A polluted river opens the floodgates to health issues

April 20, 2013 09:28 am | Updated November 11, 2016 05:39 am IST - THIRUVANANTHAPURAM:

People have been cautioned against stepping into the polluted Karamana river. File photo

People have been cautioned against stepping into the polluted Karamana river. File photo

Signs of a decadent system become evident when a river, closely linked to the growth of not just nature, but music, culture, sports and livelihood of an entire city, suddenly has a signboard asking people to keep away from her.

The Karamana river, once the pride of the city, does not flow quiet anymore. It’s chaos on her banks, and the river does not flow freely anymore, and that is not just literally. A visit to the Thiruvallam region will tell why.

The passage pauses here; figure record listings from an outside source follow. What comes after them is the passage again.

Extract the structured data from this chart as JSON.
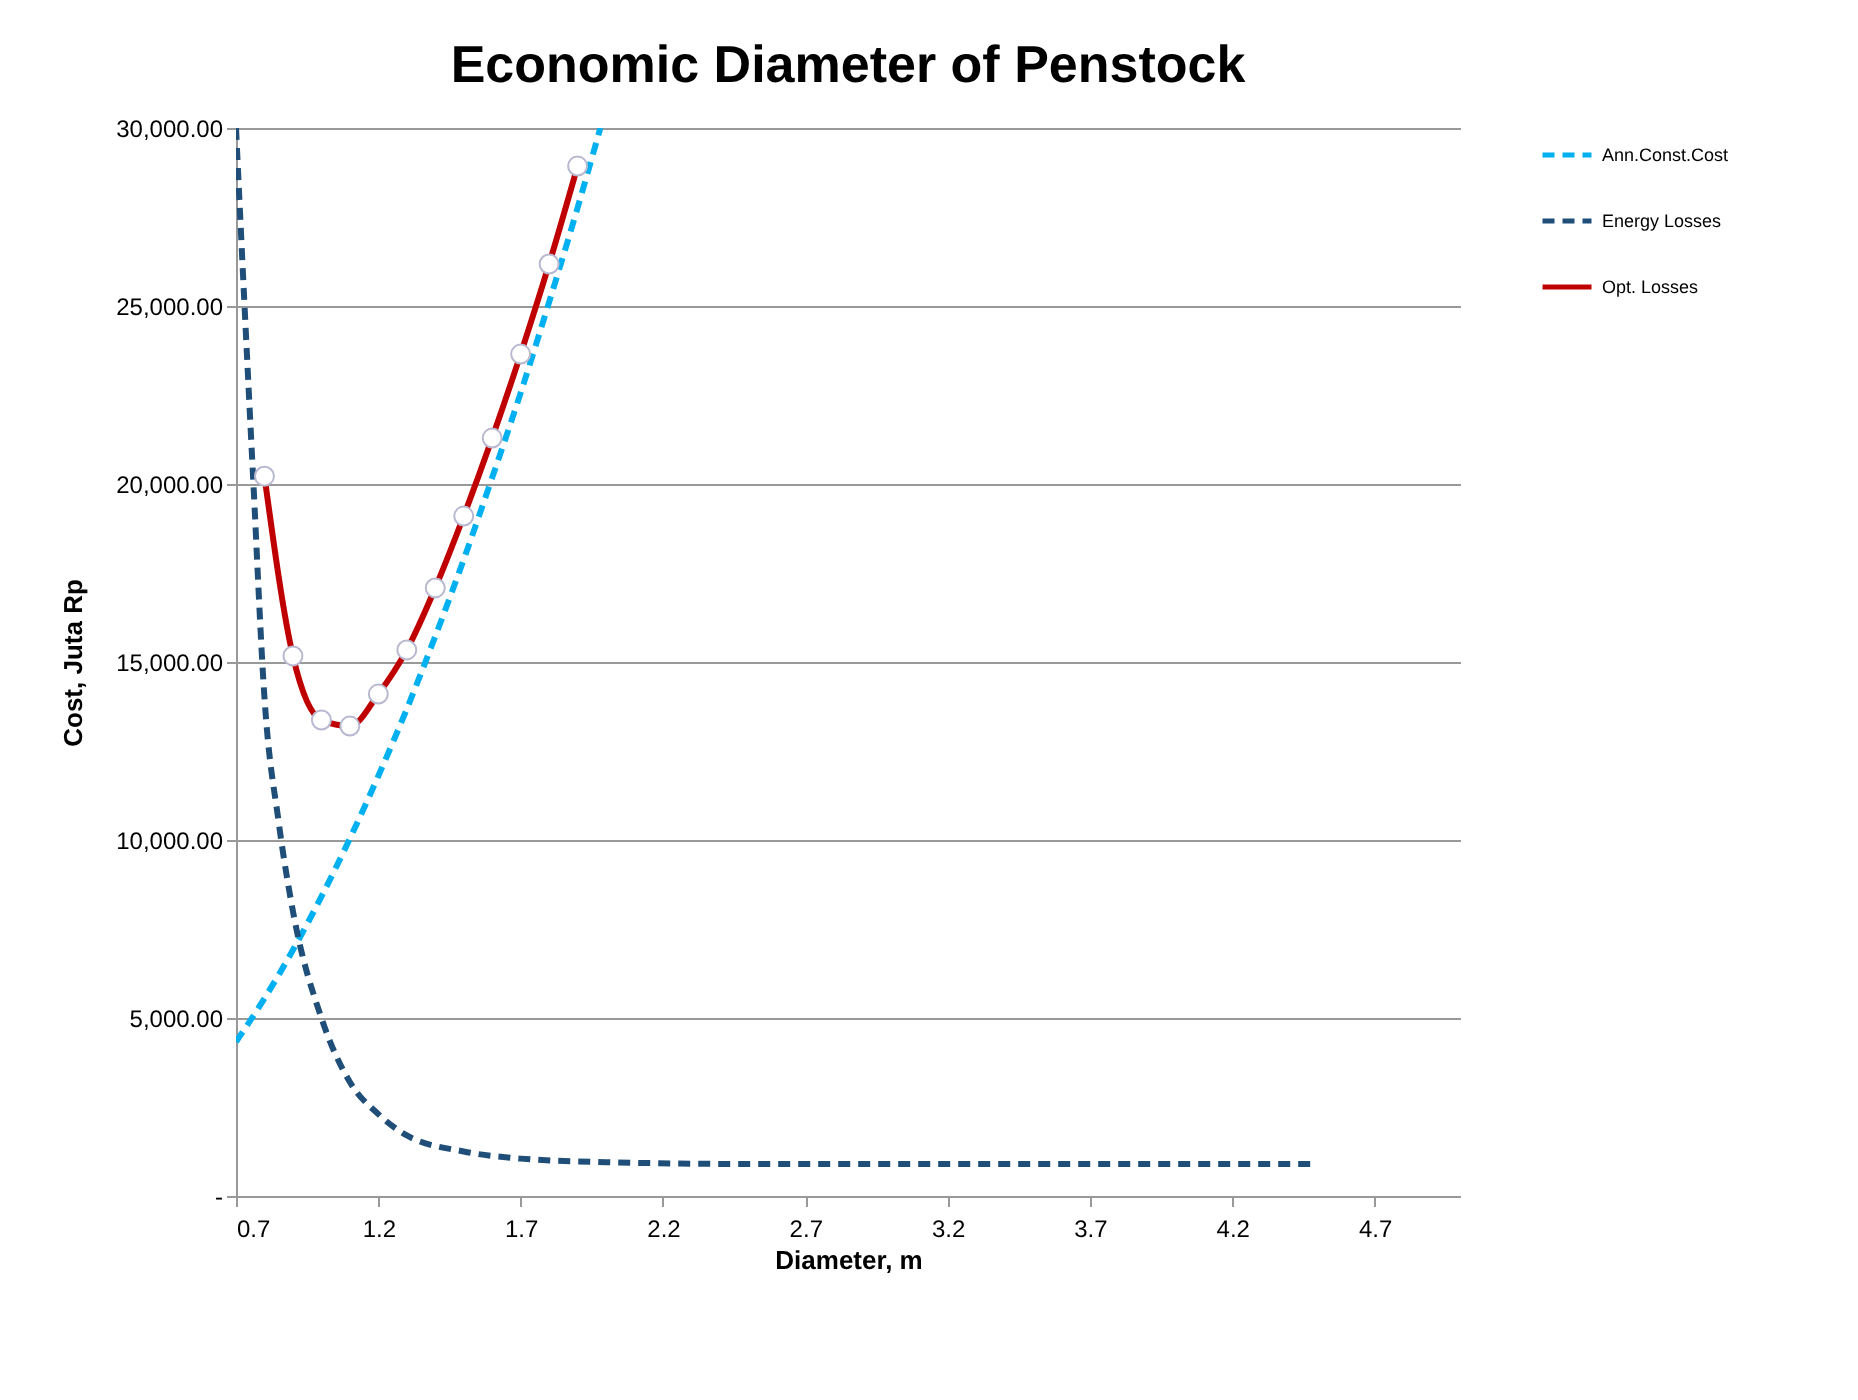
{
  "chart_data": {
    "type": "line",
    "title": "Economic Diameter of Penstock",
    "xlabel": "Diameter, m",
    "ylabel": "Cost, Juta Rp",
    "xlim": [
      0.7,
      5.0
    ],
    "xticks": [
      0.7,
      1.2,
      1.7,
      2.2,
      2.7,
      3.2,
      3.7,
      4.2,
      4.7
    ],
    "ylim": [
      0,
      30000
    ],
    "yticks": [
      {
        "value": 0,
        "label": "-"
      },
      {
        "value": 5000,
        "label": "5,000.00"
      },
      {
        "value": 10000,
        "label": "10,000.00"
      },
      {
        "value": 15000,
        "label": "15,000.00"
      },
      {
        "value": 20000,
        "label": "20,000.00"
      },
      {
        "value": 25000,
        "label": "25,000.00"
      },
      {
        "value": 30000,
        "label": "30,000.00"
      }
    ],
    "grid": "y",
    "legend": "right",
    "series": [
      {
        "name": "Ann.Const.Cost",
        "color": "#00b0f0",
        "line_style": "dashed",
        "marker": "none",
        "x": [
          0.7,
          0.8,
          0.9,
          1.0,
          1.1,
          1.2,
          1.3,
          1.4,
          1.5,
          1.6,
          1.7,
          1.8,
          1.9,
          1.98
        ],
        "values": [
          4330,
          5550,
          6910,
          8410,
          10040,
          11800,
          13680,
          15720,
          17880,
          20180,
          22560,
          25110,
          27760,
          30000
        ]
      },
      {
        "name": "Energy Losses",
        "color": "#1f4e79",
        "line_style": "dashed",
        "marker": "none",
        "x": [
          0.7,
          0.73,
          0.76,
          0.8,
          0.85,
          0.9,
          1.0,
          1.1,
          1.2,
          1.3,
          1.5,
          1.7,
          2.0,
          2.5,
          3.0,
          3.5,
          4.0,
          4.5
        ],
        "values": [
          30000,
          25000,
          20200,
          14000,
          10500,
          8000,
          5000,
          3200,
          2300,
          1700,
          1250,
          1050,
          950,
          900,
          900,
          900,
          900,
          900
        ]
      },
      {
        "name": "Opt. Losses",
        "color": "#c00000",
        "line_style": "solid",
        "marker": "circle",
        "x": [
          0.8,
          0.9,
          1.0,
          1.1,
          1.2,
          1.3,
          1.4,
          1.5,
          1.6,
          1.7,
          1.8,
          1.9
        ],
        "values": [
          20220,
          15170,
          13370,
          13200,
          14100,
          15340,
          17080,
          19100,
          21290,
          23650,
          26180,
          28930
        ]
      }
    ]
  }
}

The much-chronicled pollution of the river has reached a state where medical officials have been forced to post posters on her banks, announcing to the people that the river’s waters are polluted. And then, warning them to keep their children away from bathing or swimming in the river, going on to cautioning people against even stepping into the river, because it was causing diseases including rat fever (leptospirosis) and jaundice.

In the last 10 days, out of 150-odd children aged between five and 15, whose blood samples were collected for analysis, 18 tested positive for leptospirosis.

According to N. Latha, medical officer-in-charge of the Thiruvallam Primary Health Centre (PHC) , waste disposal in the river and the low water levels have led to the river becoming stagnant in the Thiruvallam region. The PHC had in fact issued warnings to the public six months ago, asking them not to swim in the river since it could trigger diseases.

Little impact

However, with the public being hard-pressed for water, the warnings bore little impact. And the outcome was that children, students of a swimming club here, have become the casualties of the river’s condition.

“People are using the water for bathing and other household purposes. Children from the swimming club and others too swim in the river. Though we gave a legal notice to the club to ask its students to keep away from the river, the damage was already done,” said Dr. Latha.

The PHC has already conducted two medical camps in the region, one on April 10 and then on April 12 as well. The 150-odd children were screened in these camps and it was then that 18 tested positive. Two others were admitted earlier with symptoms of leptospirosis, taking the toll to 20. The 18 were admitted to the General Hospital, from where, Dr. Latha said, most of them have slowly been discharged.

“The cases have not been serious, but still they tested positive for leptospirosis and had to be given Penicillin injections. Most of them are back home after a week in the hospital,” she said.

What next is a major concern, because, apart from dumping sacks of bleaching powder into the river, particularly near the bathing ghats, local officials have no idea what to do.

RITES study

It’s not that there are no ways out. Major projects have been announced. But they, as is the norm, have been slow to get off the wheels. The RITES study for a Rs.500 crore project to clean up both the Karamana and the Killi rivers is yet to be over.

For the people of Thiruvallam, meanwhile, it’s not just about a health situation. They play host to the only Parasurama temple in the State and one of the main venues for the ‘Vavu Bali’ ritual. Whether the regular process of desilting and cleaning just the ‘Bali kadavu’ will be enough in such circumstances is a question.

Over the years, the official approach being more or the less the same, whether a near outbreak of leptospirosis and a jaundice scare can make a change remains to be seen.